Taking money out of the direct student aid program is still sacrilege for most Democrats—Sanders proposed paying for his plan with a “Robin Hood tax” on Wall Street while keeping the direct aid program in place. But the idea of bolstering public higher education without raising federal taxes is appealing, and as Democrats continue down the path toward debt-free college, they will find King Alexander showing them the way forward, intent on undoing the mistakes of the past.
Part of the argument, of course, is that Democrats who are fighting tooth and nail against K-12 private school voucher programs are at more than a small psychological disadvantage if they continue to accept the equivalent in higher ed (I graphically remember a Joe Lieberman staffer citing this contradiction as a reason Democrats ought to support vouchers for K-12 private schools in DC during a rather heated argument I had with him on the latter subject back in the day).

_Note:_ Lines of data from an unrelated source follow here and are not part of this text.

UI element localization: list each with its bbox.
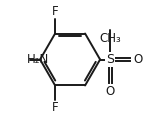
- Text: O: O: [134, 53, 143, 66]
- Text: O: O: [105, 85, 115, 98]
- Text: CH₃: CH₃: [99, 32, 121, 45]
- Text: F: F: [52, 5, 58, 18]
- Text: H₂N: H₂N: [27, 53, 49, 66]
- Text: S: S: [106, 53, 114, 66]
- Text: F: F: [52, 101, 58, 114]
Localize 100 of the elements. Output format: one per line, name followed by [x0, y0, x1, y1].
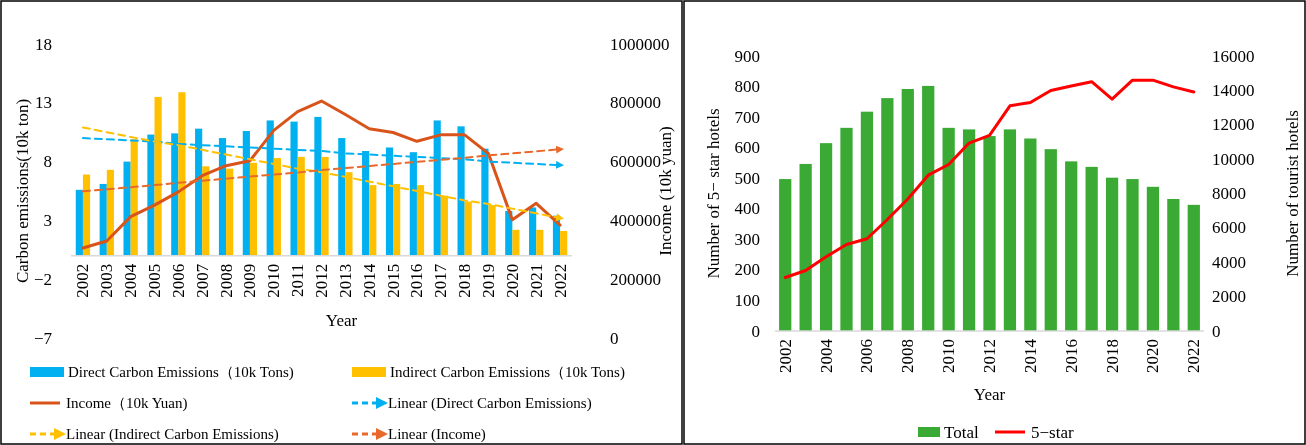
- y-tick-label: 400: [734, 199, 760, 219]
- x-tick-label: 2010: [939, 339, 959, 373]
- y-tick-label: 700: [734, 107, 760, 127]
- x-tick-label: 2016: [407, 263, 427, 298]
- legend-label: Direct Carbon Emissions（10k Tons): [68, 364, 294, 381]
- y-tick-label: −7: [33, 328, 53, 348]
- bar: [1065, 161, 1078, 331]
- x-tick-label: 2002: [775, 339, 795, 373]
- legend-label: Total: [944, 422, 979, 442]
- bar: [226, 168, 234, 256]
- x-tick-label: 2012: [312, 263, 331, 298]
- x-tick-label: 2021: [526, 263, 546, 298]
- x-tick-label: 2020: [1143, 339, 1163, 373]
- bar: [1044, 149, 1057, 331]
- bar: [512, 229, 520, 256]
- legend-label: 5−star: [1031, 422, 1074, 442]
- x-tick-label: 2006: [857, 339, 877, 373]
- x-tick-label: 2013: [335, 263, 355, 298]
- bar: [860, 111, 874, 331]
- bar: [369, 185, 377, 256]
- bar: [840, 127, 853, 331]
- y-tick-label: 500: [734, 168, 760, 188]
- x-tick-label: 2015: [383, 263, 403, 298]
- x-tick-label: 2014: [359, 263, 379, 298]
- legend-label: Linear (Direct Carbon Emissions): [388, 395, 592, 412]
- bar: [1003, 129, 1017, 331]
- bar: [249, 162, 258, 256]
- y2-axis-title: Number of tourist hotels: [1282, 110, 1302, 277]
- x-tick-label: 2011: [288, 263, 308, 298]
- bar: [1105, 177, 1119, 331]
- y-axis-title: Number of 5− star hotels: [703, 108, 723, 279]
- bar: [962, 129, 976, 331]
- y2-tick-label: 800000: [610, 93, 661, 113]
- y2-tick-label: 8000: [1212, 184, 1246, 203]
- bar: [1146, 186, 1160, 331]
- line-series: [783, 78, 1196, 280]
- y2-tick-label: 16000: [1212, 46, 1255, 66]
- legend-label: Indirect Carbon Emissions（10k Tons): [390, 364, 625, 381]
- x-tick-label: 2012: [980, 339, 999, 373]
- x-tick-label: 2017: [431, 263, 451, 298]
- x-tick-label: 2004: [816, 338, 836, 373]
- line-series: [81, 99, 562, 250]
- x-tick-label: 2014: [1020, 338, 1040, 373]
- y2-tick-label: 200000: [610, 269, 661, 289]
- x-tick-label: 2008: [216, 263, 236, 298]
- y-tick-label: 0: [751, 321, 760, 341]
- bar: [799, 163, 812, 331]
- x-tick-label: 2018: [455, 263, 475, 298]
- bar: [1187, 204, 1200, 331]
- x-tick-label: 2006: [168, 263, 188, 298]
- y-axis-title: Carbon emissions(10k ton): [12, 98, 32, 284]
- bar: [560, 230, 568, 256]
- x-tick-label: 2016: [1061, 339, 1081, 373]
- bar: [983, 136, 996, 331]
- y-tick-label: 18: [35, 34, 52, 54]
- legend-label: Linear (Income): [388, 426, 486, 443]
- y-tick-label: 13: [35, 93, 52, 113]
- y-tick-label: 200: [734, 260, 760, 280]
- x-tick-label: 2020: [502, 263, 522, 298]
- y2-tick-label: 400000: [610, 210, 661, 230]
- bar: [536, 229, 544, 256]
- y2-tick-label: 600000: [610, 152, 661, 172]
- x-tick-label: 2022: [1184, 339, 1204, 373]
- y2-tick-label: 12000: [1212, 115, 1255, 135]
- x-tick-label: 2004: [121, 263, 141, 298]
- y2-tick-label: 0: [610, 328, 619, 348]
- bar: [123, 161, 131, 256]
- y2-tick-label: 6000: [1212, 218, 1246, 238]
- bar: [106, 169, 114, 256]
- x-tick-label: 2019: [479, 263, 498, 298]
- y2-tick-label: 10000: [1212, 149, 1255, 169]
- y2-tick-label: 1000000: [610, 34, 670, 54]
- y-tick-label: −2: [33, 269, 52, 289]
- x-axis-title: Year: [973, 385, 1006, 404]
- bar: [75, 189, 83, 256]
- x-tick-label: 2008: [898, 339, 918, 373]
- bar: [881, 98, 894, 331]
- y-tick-label: 900: [734, 46, 760, 66]
- bar: [779, 179, 792, 331]
- y-tick-label: 100: [734, 290, 760, 310]
- y-tick-label: 300: [734, 229, 760, 249]
- legend-label: Income（10k Yuan): [66, 395, 188, 412]
- x-tick-label: 2007: [192, 263, 212, 298]
- x-tick-label: 2022: [550, 263, 570, 298]
- bar: [202, 166, 210, 256]
- x-tick-label: 2005: [145, 263, 164, 298]
- bar: [819, 143, 833, 331]
- bar: [1085, 166, 1098, 331]
- bar: [922, 85, 935, 331]
- bar: [1126, 179, 1139, 331]
- x-tick-label: 2003: [97, 263, 117, 298]
- y-tick-label: 800: [734, 77, 760, 97]
- y2-tick-label: 14000: [1212, 80, 1255, 100]
- x-tick-label: 2002: [73, 263, 93, 298]
- y2-tick-label: 4000: [1212, 252, 1246, 272]
- x-tick-label: 2018: [1102, 339, 1122, 373]
- bar: [942, 127, 955, 331]
- bar: [82, 174, 91, 256]
- y2-tick-label: 0: [1212, 321, 1221, 341]
- x-axis-title: Year: [325, 311, 358, 330]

But King is also appealing to an old southern regional tradition. Even when income levels in the South were half that of the country as a whole, and even though the contributions were vitiated by jim Crow, the South typically made investments in public higher education that exceeded the per capital national average on a regular basis. It was the northeast, with its huge private college and university industry, that spearheaded direct federal aid to students rather than institutions.
Perhaps (at least among Democrats) the slogan should be “let’s de-voucherize higher ed.” It’s actually a good time of year to talk about that, as college football fans (especially in the South, at places like LSU) renew their allegiance to alma mater, even as their elected representatives put alma mater on a crash diet while continuing to subsidize those rich relatives at Private U.